I work right outside the NYC area, so the salary market is quite high. I’d rather not get too specific on the industry, as it’s so unique there are only a handful of firms that do it. Basically, I do front-office work, debt financing at a fund manager. Currently an analyst, but hope to be promoted to associate soon. The company is small, and my co-workers are mostly late 20s - early 30s and all have exeptional credentials. It’s an attractive line of work focusing on emerging markets and I get to travel and work professionally in another language. The requirements for my job are very specific, and it usually takes quite a while to hire anyone around here, as they are very picky. The interview process to get hired was brutal.
Sometimes I’m tempted to just take the next high-paying job I can get, but honestly am not thrilled about doing regular boring banking. I’m sure my employer knows there aren’t many interesting outlets for people who would like to remain in the industry, which is why they are able to attract talented candidates for lower pay. I’d like to continue doing what I do, but don’t see much growth trajectory salary-wise.
I make 69k, with my latest annual raise, and work 50 - 60hrs a week. So would you say that’s largely under-market for the type of work?
Haha, sorry. I do financial analysis for prospective investments and structure and execute deals on a client-by-client basis. I present potential investments to the committees of our managed funds, who then decide if they would like to include the investment in their portfolios. I’m not sure if this would be considered sell side, buy side, or a little of both. I will also begin sourcing investments if I become an associate soon.
By exeptional credentials I mean people who come from some of the best IB firms and with the specific background we require (languages, international experience, etc.)
The problem is you’re focusing on the things in life that don’t really matter.
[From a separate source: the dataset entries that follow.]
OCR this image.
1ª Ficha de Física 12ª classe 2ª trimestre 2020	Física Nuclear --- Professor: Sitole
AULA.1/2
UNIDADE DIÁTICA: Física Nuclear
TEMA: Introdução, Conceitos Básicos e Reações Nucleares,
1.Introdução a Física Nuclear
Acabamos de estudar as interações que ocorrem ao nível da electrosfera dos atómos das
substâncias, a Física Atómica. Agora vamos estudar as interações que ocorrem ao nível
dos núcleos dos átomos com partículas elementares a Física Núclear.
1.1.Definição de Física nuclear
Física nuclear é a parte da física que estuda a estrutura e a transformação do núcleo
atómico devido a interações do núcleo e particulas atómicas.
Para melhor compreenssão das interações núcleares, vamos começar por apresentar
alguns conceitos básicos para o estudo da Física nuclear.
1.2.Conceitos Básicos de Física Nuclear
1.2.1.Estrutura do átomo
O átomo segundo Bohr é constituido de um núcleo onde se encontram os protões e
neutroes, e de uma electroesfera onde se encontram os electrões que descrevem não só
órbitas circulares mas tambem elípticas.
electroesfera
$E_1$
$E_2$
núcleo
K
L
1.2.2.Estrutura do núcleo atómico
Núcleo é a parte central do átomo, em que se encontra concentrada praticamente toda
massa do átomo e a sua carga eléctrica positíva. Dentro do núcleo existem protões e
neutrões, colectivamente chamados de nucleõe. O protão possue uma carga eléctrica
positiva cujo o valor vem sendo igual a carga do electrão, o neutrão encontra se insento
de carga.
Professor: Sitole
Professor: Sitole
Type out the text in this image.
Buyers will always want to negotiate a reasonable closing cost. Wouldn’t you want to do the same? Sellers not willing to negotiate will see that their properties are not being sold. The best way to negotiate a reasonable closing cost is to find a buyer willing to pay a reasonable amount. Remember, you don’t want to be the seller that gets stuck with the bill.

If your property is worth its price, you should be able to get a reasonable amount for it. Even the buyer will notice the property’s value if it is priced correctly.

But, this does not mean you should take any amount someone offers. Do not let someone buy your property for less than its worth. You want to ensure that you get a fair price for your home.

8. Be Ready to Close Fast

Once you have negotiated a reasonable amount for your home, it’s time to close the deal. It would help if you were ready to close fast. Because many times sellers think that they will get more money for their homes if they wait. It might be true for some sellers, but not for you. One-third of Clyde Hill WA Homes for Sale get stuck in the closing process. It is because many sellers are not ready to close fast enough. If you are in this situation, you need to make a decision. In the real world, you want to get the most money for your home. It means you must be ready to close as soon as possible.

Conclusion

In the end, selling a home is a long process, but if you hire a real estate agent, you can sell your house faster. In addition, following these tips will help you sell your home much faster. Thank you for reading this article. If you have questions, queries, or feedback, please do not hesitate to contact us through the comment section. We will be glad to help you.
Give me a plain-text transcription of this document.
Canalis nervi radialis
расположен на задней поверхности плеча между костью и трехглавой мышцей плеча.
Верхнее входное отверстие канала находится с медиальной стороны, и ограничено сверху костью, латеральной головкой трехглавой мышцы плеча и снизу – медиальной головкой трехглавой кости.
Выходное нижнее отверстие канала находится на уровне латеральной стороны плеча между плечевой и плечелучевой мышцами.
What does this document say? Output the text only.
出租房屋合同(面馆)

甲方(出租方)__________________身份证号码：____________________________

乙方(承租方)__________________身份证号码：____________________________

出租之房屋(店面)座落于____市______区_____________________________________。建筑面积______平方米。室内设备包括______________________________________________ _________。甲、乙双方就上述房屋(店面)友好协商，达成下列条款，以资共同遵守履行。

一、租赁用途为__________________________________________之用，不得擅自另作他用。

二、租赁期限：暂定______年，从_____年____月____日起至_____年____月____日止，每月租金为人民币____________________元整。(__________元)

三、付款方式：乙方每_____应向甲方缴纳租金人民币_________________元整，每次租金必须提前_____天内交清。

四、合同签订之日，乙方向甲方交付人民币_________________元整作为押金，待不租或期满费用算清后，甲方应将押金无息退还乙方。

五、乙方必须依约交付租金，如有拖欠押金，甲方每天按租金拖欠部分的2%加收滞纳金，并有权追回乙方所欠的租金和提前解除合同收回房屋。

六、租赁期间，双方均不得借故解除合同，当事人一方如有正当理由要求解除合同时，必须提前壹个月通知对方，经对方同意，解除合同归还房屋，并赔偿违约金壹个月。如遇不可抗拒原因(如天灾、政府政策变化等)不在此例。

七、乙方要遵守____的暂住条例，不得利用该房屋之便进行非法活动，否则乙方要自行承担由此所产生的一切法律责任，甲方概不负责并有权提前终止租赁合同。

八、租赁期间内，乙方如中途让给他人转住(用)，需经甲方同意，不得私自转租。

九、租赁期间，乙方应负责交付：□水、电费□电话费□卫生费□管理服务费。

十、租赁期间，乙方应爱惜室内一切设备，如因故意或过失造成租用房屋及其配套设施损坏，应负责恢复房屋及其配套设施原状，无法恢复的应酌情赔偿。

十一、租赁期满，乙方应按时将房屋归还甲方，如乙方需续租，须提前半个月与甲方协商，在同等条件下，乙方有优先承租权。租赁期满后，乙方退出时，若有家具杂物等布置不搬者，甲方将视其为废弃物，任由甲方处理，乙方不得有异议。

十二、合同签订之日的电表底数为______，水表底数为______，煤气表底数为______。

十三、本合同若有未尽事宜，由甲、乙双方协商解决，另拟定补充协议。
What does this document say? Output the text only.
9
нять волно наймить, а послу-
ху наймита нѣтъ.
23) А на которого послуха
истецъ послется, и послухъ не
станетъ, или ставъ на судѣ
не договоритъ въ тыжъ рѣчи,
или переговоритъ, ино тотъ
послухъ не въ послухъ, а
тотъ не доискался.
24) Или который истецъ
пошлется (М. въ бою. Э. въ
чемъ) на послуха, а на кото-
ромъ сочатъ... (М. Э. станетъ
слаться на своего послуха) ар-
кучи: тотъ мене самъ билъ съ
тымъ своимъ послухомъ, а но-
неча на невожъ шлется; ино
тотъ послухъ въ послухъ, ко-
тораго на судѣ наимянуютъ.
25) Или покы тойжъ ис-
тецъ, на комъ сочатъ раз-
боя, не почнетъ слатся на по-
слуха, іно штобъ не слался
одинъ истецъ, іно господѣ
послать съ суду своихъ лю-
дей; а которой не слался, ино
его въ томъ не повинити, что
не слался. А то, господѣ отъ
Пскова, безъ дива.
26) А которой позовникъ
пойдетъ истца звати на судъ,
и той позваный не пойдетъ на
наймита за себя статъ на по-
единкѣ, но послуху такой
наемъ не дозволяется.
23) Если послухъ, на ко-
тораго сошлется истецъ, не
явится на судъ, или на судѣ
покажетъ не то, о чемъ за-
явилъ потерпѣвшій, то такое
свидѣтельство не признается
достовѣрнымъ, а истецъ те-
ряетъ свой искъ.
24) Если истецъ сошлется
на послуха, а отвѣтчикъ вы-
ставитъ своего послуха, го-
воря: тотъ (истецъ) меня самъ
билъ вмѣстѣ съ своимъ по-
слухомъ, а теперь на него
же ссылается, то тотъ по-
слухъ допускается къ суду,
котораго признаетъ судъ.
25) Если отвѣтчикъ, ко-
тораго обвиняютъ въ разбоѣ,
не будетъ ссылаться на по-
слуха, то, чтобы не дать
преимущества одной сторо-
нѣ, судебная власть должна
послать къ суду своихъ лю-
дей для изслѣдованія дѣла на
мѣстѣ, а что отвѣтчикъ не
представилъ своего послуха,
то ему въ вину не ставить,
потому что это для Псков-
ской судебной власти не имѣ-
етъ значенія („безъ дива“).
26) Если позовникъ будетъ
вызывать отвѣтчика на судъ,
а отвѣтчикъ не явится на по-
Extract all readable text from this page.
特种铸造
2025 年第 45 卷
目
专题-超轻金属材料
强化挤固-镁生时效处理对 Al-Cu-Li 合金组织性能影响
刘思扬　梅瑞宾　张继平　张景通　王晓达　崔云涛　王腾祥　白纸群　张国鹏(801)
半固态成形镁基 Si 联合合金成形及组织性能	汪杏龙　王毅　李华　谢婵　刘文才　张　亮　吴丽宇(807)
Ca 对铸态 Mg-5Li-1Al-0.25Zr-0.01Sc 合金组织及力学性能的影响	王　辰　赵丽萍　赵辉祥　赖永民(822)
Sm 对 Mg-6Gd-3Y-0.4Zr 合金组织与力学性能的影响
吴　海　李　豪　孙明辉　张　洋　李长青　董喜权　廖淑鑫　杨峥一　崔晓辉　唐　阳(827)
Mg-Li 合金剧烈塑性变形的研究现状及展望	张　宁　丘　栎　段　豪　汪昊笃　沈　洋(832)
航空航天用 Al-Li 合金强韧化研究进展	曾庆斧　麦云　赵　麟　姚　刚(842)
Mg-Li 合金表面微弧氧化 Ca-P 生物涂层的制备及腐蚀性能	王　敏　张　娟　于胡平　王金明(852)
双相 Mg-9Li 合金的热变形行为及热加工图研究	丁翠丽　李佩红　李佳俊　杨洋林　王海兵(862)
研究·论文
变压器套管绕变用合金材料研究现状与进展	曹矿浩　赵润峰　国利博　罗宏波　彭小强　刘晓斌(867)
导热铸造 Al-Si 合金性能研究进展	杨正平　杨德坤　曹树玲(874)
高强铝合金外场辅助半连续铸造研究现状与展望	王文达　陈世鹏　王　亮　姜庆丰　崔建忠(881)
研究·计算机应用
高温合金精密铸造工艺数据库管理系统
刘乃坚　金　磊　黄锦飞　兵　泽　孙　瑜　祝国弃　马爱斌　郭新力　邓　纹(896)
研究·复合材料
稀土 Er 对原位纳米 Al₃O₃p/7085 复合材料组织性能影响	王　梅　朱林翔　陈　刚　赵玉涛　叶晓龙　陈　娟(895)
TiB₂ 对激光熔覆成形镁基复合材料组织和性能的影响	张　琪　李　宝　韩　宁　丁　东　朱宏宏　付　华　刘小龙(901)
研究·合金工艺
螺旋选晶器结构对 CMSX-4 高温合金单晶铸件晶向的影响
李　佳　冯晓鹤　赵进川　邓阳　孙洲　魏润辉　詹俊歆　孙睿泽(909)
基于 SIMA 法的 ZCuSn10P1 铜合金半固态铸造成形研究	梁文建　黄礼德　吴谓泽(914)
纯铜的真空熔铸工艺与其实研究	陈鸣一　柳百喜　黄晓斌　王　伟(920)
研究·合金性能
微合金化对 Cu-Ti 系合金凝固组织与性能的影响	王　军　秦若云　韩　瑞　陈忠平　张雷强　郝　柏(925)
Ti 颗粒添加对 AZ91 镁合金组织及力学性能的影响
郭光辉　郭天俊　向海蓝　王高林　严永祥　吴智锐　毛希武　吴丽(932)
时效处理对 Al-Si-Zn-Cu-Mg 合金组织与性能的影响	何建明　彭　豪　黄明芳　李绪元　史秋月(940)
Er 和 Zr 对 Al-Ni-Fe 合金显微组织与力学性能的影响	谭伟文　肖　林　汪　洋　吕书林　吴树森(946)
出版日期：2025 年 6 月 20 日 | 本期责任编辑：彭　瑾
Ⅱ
When I was a kid I had hopes and dreams. We all did. But over time, the daily grind gets in the way and you miss the things that really matter, even though they are right in front of you, staring you in the face. I think the next time you should ask yourself “Am I on the right track here?”. I don’t mean to be rude but people like you I really pity. So maybe you could use the few brain cells you have and take advantage of the knowledge I have given you now. Good luck.
I had the exact opposite philosophy. i didn’t really care that much about my salary as long as I was learning something in my job. but when i had kids and that mountain of unfunded liabilities was staring me in the face i decided it was time to start fighting for higher comp.
Ok. Thank you for clarifying. “Below market” is a subjective definition. However, I honestly cannot imagine a company attracting 30-year-old former IB people from the “best” firms without paying them $300k or higher. Obviously, your current compensation would be lower than this, since you are an analyst at this point. But if I had to guess from my (potentially misguided) perspective, I would guess that an analyst/associate 1 in that same firm would be paid at least twice as much as what you are currently getting.